I just noticed in folders where bed file are empy, they have "Genome seq is not the same length as query seq" and did not have the "TAMA Collapse has successfully finished running!" message that was in the one that have non-empty bed file.

Here is one of the log from running tama_collapse that generated empty bed:

tc_version_date_2021_11_03
Default collapse exon ends flag will be used: common_ends
Default coverage: 99
Default identity: 85
Default identity calculation method: ident_cov
Default duplicate merge flag: merge_dup
Default splice junction priority: no_priority
Default splice junction error threshold: 10
Default splice junction local density error threshold: 1000
Default simple error symbol for matches is the underscore "_" .
Using BAM format for reading in.
Default log output on
Default run mode original
Default 5 read threshold
time taken since last check:    0:0:0
time taken since beginning:     0:0:0
going through fasta
time taken since last check:    0:0:48
time taken since beginning:     0:0:48
going through sam file
4784
Genome seq is not the same length as query seq
[]
['A', 'A', 'T', 'C', 'T']
329102
0

Thanks!

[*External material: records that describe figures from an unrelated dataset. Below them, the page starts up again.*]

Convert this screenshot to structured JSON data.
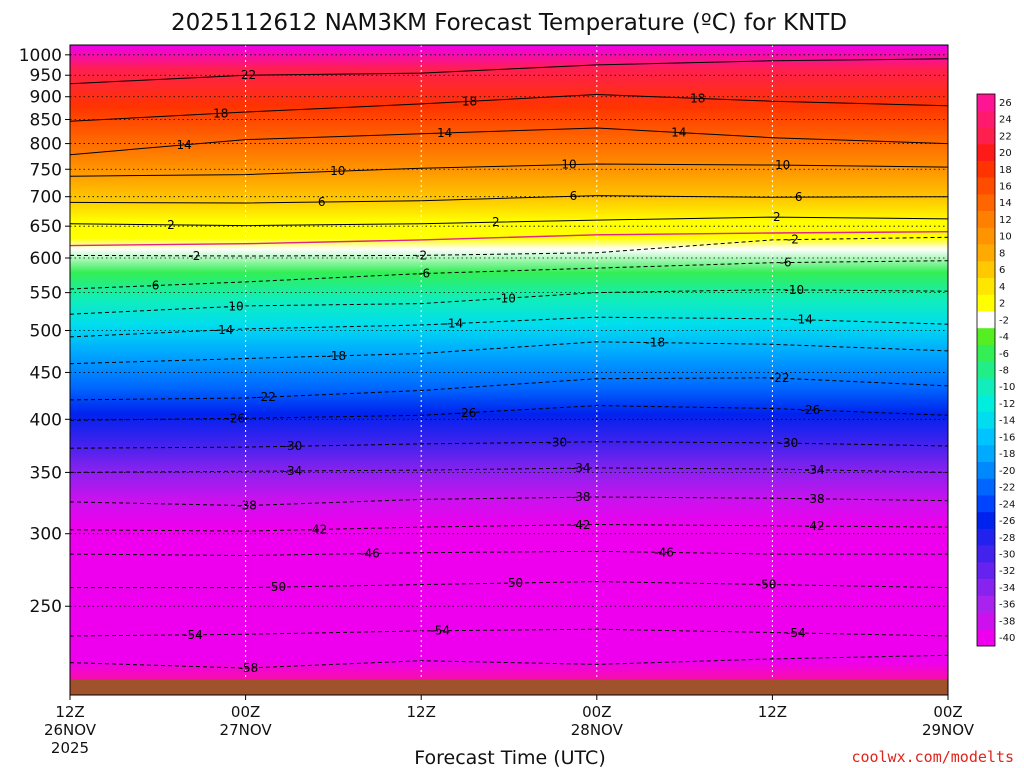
{
  "title": "2025112612 NAM3KM Forecast Temperature (ºC) for KNTD",
  "credit": "coolwx.com/modelts",
  "colors": {
    "ground": "#a0522d",
    "freezing_line": "#e0248a",
    "contour": "#000000"
  },
  "chart_data": {
    "type": "heatmap",
    "title": "2025112612 NAM3KM Forecast Temperature (ºC) for KNTD",
    "xlabel": "Forecast Time (UTC)",
    "ylabel": "",
    "x_hours_range": [
      0,
      60
    ],
    "y_pressure_range": [
      1025,
      200
    ],
    "y_scale": "log-pressure (hPa), decreasing upward",
    "grid": true,
    "colorbar": "right",
    "x_ticks": [
      {
        "hour": 0,
        "line1": "12Z",
        "line2": "26NOV",
        "line3": "2025"
      },
      {
        "hour": 12,
        "line1": "00Z",
        "line2": "27NOV",
        "line3": ""
      },
      {
        "hour": 24,
        "line1": "12Z",
        "line2": "",
        "line3": ""
      },
      {
        "hour": 36,
        "line1": "00Z",
        "line2": "28NOV",
        "line3": ""
      },
      {
        "hour": 48,
        "line1": "12Z",
        "line2": "",
        "line3": ""
      },
      {
        "hour": 60,
        "line1": "00Z",
        "line2": "29NOV",
        "line3": ""
      }
    ],
    "y_ticks": [
      {
        "p": 250,
        "label": "250"
      },
      {
        "p": 300,
        "label": "300"
      },
      {
        "p": 350,
        "label": "350"
      },
      {
        "p": 400,
        "label": "400"
      },
      {
        "p": 450,
        "label": "450"
      },
      {
        "p": 500,
        "label": "500"
      },
      {
        "p": 550,
        "label": "550"
      },
      {
        "p": 600,
        "label": "600"
      },
      {
        "p": 650,
        "label": "650"
      },
      {
        "p": 700,
        "label": "700"
      },
      {
        "p": 750,
        "label": "750"
      },
      {
        "p": 800,
        "label": "800"
      },
      {
        "p": 850,
        "label": "850"
      },
      {
        "p": 900,
        "label": "900"
      },
      {
        "p": 950,
        "label": "950"
      },
      {
        "p": 1000,
        "label": "1000"
      }
    ],
    "colorbar_levels": [
      {
        "label": "26",
        "color": "#ff1493"
      },
      {
        "label": "24",
        "color": "#ff1a6e"
      },
      {
        "label": "22",
        "color": "#ff1f4f"
      },
      {
        "label": "20",
        "color": "#ff1a1a"
      },
      {
        "label": "18",
        "color": "#ff3300"
      },
      {
        "label": "16",
        "color": "#ff4d00"
      },
      {
        "label": "14",
        "color": "#ff6600"
      },
      {
        "label": "12",
        "color": "#ff7f00"
      },
      {
        "label": "10",
        "color": "#ff9400"
      },
      {
        "label": "8",
        "color": "#ffaa00"
      },
      {
        "label": "6",
        "color": "#ffc800"
      },
      {
        "label": "4",
        "color": "#ffe600"
      },
      {
        "label": "2",
        "color": "#ffff00"
      },
      {
        "label": "-2",
        "color": "#ffffff"
      },
      {
        "label": "-4",
        "color": "#55ee22"
      },
      {
        "label": "-6",
        "color": "#33ee55"
      },
      {
        "label": "-8",
        "color": "#22ee88"
      },
      {
        "label": "-10",
        "color": "#11eebb"
      },
      {
        "label": "-12",
        "color": "#00eedd"
      },
      {
        "label": "-14",
        "color": "#00ddee"
      },
      {
        "label": "-16",
        "color": "#00c4ff"
      },
      {
        "label": "-18",
        "color": "#00aaff"
      },
      {
        "label": "-20",
        "color": "#0088ff"
      },
      {
        "label": "-22",
        "color": "#0066ff"
      },
      {
        "label": "-24",
        "color": "#0044ff"
      },
      {
        "label": "-26",
        "color": "#0022ee"
      },
      {
        "label": "-28",
        "color": "#2222ee"
      },
      {
        "label": "-30",
        "color": "#4422ee"
      },
      {
        "label": "-32",
        "color": "#6622ee"
      },
      {
        "label": "-34",
        "color": "#8822ee"
      },
      {
        "label": "-36",
        "color": "#aa22ee"
      },
      {
        "label": "-38",
        "color": "#cc11ee"
      },
      {
        "label": "-40",
        "color": "#ee00ee"
      }
    ],
    "isotherms": [
      {
        "temp": -58,
        "label": "-58",
        "label_hours": [
          12.2
        ],
        "dashed": true,
        "points": [
          [
            0,
            217
          ],
          [
            12,
            214
          ],
          [
            24,
            218
          ],
          [
            36,
            216
          ],
          [
            48,
            219
          ],
          [
            60,
            221
          ]
        ]
      },
      {
        "temp": -54,
        "label": "-54",
        "label_hours": [
          8.4,
          25.3,
          49.6
        ],
        "dashed": true,
        "points": [
          [
            0,
            232
          ],
          [
            12,
            233
          ],
          [
            24,
            235
          ],
          [
            36,
            236
          ],
          [
            48,
            234
          ],
          [
            60,
            232
          ]
        ]
      },
      {
        "temp": -50,
        "label": "-50",
        "label_hours": [
          14.1,
          30.3,
          47.6
        ],
        "dashed": true,
        "points": [
          [
            0,
            262
          ],
          [
            12,
            262
          ],
          [
            24,
            264
          ],
          [
            36,
            266
          ],
          [
            48,
            264
          ],
          [
            60,
            262
          ]
        ]
      },
      {
        "temp": -46,
        "label": "-46",
        "label_hours": [
          20.5,
          40.6
        ],
        "dashed": true,
        "points": [
          [
            0,
            285
          ],
          [
            12,
            284
          ],
          [
            24,
            286
          ],
          [
            36,
            287
          ],
          [
            48,
            285
          ],
          [
            60,
            285
          ]
        ]
      },
      {
        "temp": -42,
        "label": "-42",
        "label_hours": [
          16.9,
          34.9,
          50.9
        ],
        "dashed": true,
        "points": [
          [
            0,
            303
          ],
          [
            12,
            302
          ],
          [
            24,
            305
          ],
          [
            36,
            307
          ],
          [
            48,
            306
          ],
          [
            60,
            305
          ]
        ]
      },
      {
        "temp": -38,
        "label": "-38",
        "label_hours": [
          12.1,
          34.9,
          50.9
        ],
        "dashed": true,
        "points": [
          [
            0,
            325
          ],
          [
            12,
            322
          ],
          [
            24,
            327
          ],
          [
            36,
            329
          ],
          [
            48,
            328
          ],
          [
            60,
            326
          ]
        ]
      },
      {
        "temp": -34,
        "label": "-34",
        "label_hours": [
          15.2,
          34.9,
          50.9
        ],
        "dashed": true,
        "points": [
          [
            0,
            350
          ],
          [
            12,
            351
          ],
          [
            24,
            352
          ],
          [
            36,
            354
          ],
          [
            48,
            353
          ],
          [
            60,
            350
          ]
        ]
      },
      {
        "temp": -30,
        "label": "-30",
        "label_hours": [
          15.2,
          33.3,
          49.1
        ],
        "dashed": true,
        "points": [
          [
            0,
            372
          ],
          [
            12,
            373
          ],
          [
            24,
            376
          ],
          [
            36,
            378
          ],
          [
            48,
            377
          ],
          [
            60,
            374
          ]
        ]
      },
      {
        "temp": -26,
        "label": "-26",
        "label_hours": [
          11.3,
          27.1,
          50.6
        ],
        "dashed": true,
        "points": [
          [
            0,
            399
          ],
          [
            12,
            401
          ],
          [
            24,
            404
          ],
          [
            36,
            414
          ],
          [
            48,
            411
          ],
          [
            60,
            404
          ]
        ]
      },
      {
        "temp": -22,
        "label": "-22",
        "label_hours": [
          13.4,
          48.5
        ],
        "dashed": true,
        "points": [
          [
            0,
            420
          ],
          [
            12,
            422
          ],
          [
            24,
            430
          ],
          [
            36,
            443
          ],
          [
            48,
            444
          ],
          [
            60,
            435
          ]
        ]
      },
      {
        "temp": -18,
        "label": "-18",
        "label_hours": [
          18.2,
          40.0
        ],
        "dashed": true,
        "points": [
          [
            0,
            460
          ],
          [
            12,
            466
          ],
          [
            24,
            472
          ],
          [
            36,
            486
          ],
          [
            48,
            483
          ],
          [
            60,
            475
          ]
        ]
      },
      {
        "temp": -14,
        "label": "-14",
        "label_hours": [
          10.5,
          26.2,
          50.1
        ],
        "dashed": true,
        "points": [
          [
            0,
            492
          ],
          [
            12,
            502
          ],
          [
            24,
            507
          ],
          [
            36,
            517
          ],
          [
            48,
            515
          ],
          [
            60,
            508
          ]
        ]
      },
      {
        "temp": -10,
        "label": "-10",
        "label_hours": [
          11.2,
          29.8,
          49.5
        ],
        "dashed": true,
        "points": [
          [
            0,
            521
          ],
          [
            12,
            532
          ],
          [
            24,
            535
          ],
          [
            36,
            550
          ],
          [
            48,
            554
          ],
          [
            60,
            552
          ]
        ]
      },
      {
        "temp": -6,
        "label": "-6",
        "label_hours": [
          5.7,
          24.2,
          48.9
        ],
        "dashed": true,
        "points": [
          [
            0,
            555
          ],
          [
            12,
            565
          ],
          [
            24,
            577
          ],
          [
            36,
            585
          ],
          [
            48,
            593
          ],
          [
            60,
            596
          ]
        ]
      },
      {
        "temp": -2,
        "label": "-2",
        "label_hours": [
          8.5,
          24.0,
          49.4
        ],
        "dashed": true,
        "points": [
          [
            0,
            604
          ],
          [
            12,
            603
          ],
          [
            24,
            604
          ],
          [
            36,
            608
          ],
          [
            48,
            628
          ],
          [
            60,
            632
          ]
        ]
      },
      {
        "temp": 0,
        "label": "",
        "label_hours": [],
        "dashed": false,
        "freezing": true,
        "points": [
          [
            0,
            619
          ],
          [
            12,
            622
          ],
          [
            24,
            628
          ],
          [
            36,
            636
          ],
          [
            48,
            639
          ],
          [
            60,
            641
          ]
        ]
      },
      {
        "temp": 2,
        "label": "2",
        "label_hours": [
          6.9,
          29.1,
          48.3
        ],
        "dashed": false,
        "points": [
          [
            0,
            654
          ],
          [
            12,
            651
          ],
          [
            24,
            654
          ],
          [
            36,
            660
          ],
          [
            48,
            665
          ],
          [
            60,
            662
          ]
        ]
      },
      {
        "temp": 6,
        "label": "6",
        "label_hours": [
          17.2,
          34.4,
          49.8
        ],
        "dashed": false,
        "points": [
          [
            0,
            690
          ],
          [
            12,
            689
          ],
          [
            24,
            693
          ],
          [
            36,
            702
          ],
          [
            48,
            699
          ],
          [
            60,
            700
          ]
        ]
      },
      {
        "temp": 10,
        "label": "10",
        "label_hours": [
          18.3,
          34.1,
          48.7
        ],
        "dashed": false,
        "points": [
          [
            0,
            737
          ],
          [
            12,
            740
          ],
          [
            24,
            752
          ],
          [
            36,
            760
          ],
          [
            48,
            758
          ],
          [
            60,
            754
          ]
        ]
      },
      {
        "temp": 14,
        "label": "14",
        "label_hours": [
          7.8,
          25.6,
          41.6
        ],
        "dashed": false,
        "points": [
          [
            0,
            778
          ],
          [
            12,
            808
          ],
          [
            24,
            820
          ],
          [
            36,
            832
          ],
          [
            48,
            812
          ],
          [
            60,
            800
          ]
        ]
      },
      {
        "temp": 18,
        "label": "18",
        "label_hours": [
          10.3,
          27.3,
          42.9
        ],
        "dashed": false,
        "points": [
          [
            0,
            846
          ],
          [
            12,
            866
          ],
          [
            24,
            884
          ],
          [
            36,
            905
          ],
          [
            48,
            890
          ],
          [
            60,
            880
          ]
        ]
      },
      {
        "temp": 22,
        "label": "22",
        "label_hours": [
          12.2
        ],
        "dashed": false,
        "points": [
          [
            0,
            930
          ],
          [
            12,
            950
          ],
          [
            24,
            955
          ],
          [
            36,
            975
          ],
          [
            48,
            985
          ],
          [
            60,
            990
          ]
        ]
      }
    ]
  }
}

Cen

GenomeRIK commented 1 year ago

Hi Cen,

What alignment tool did you use? This error typically happens from bugs in the alignment tool that result in mapping off of the genome.

Thank you, Richard

olechnwin commented 1 year ago

I was using uLTRA.

GenomeRIK commented 1 year ago

Ok do you mind taking a look at this thread to see if it helps?

https://github.com/GenomeRIK/tama/issues/80

olechnwin commented 1 year ago

Thank you so much! I'll try and see if that helps.

ksahlin commented 1 year ago

Yes, please check if you are using uLTRA v0.0.4.2 where the bug in #80 was fixed.

olechnwin commented 1 year ago

@ksahlin, Thank you! that's very helpful. I can see that I'm using uLTRA v0.0.4.1. I'll use the v0.0.4.2

GenomeRIK commented 1 year ago

Thanks for chiming in Kristoffer!

Cen, I am going to close this thread now but please feel free to re-open if you are still having issues.

olechnwin commented 1 year ago

Thank you again. Appreciate your help.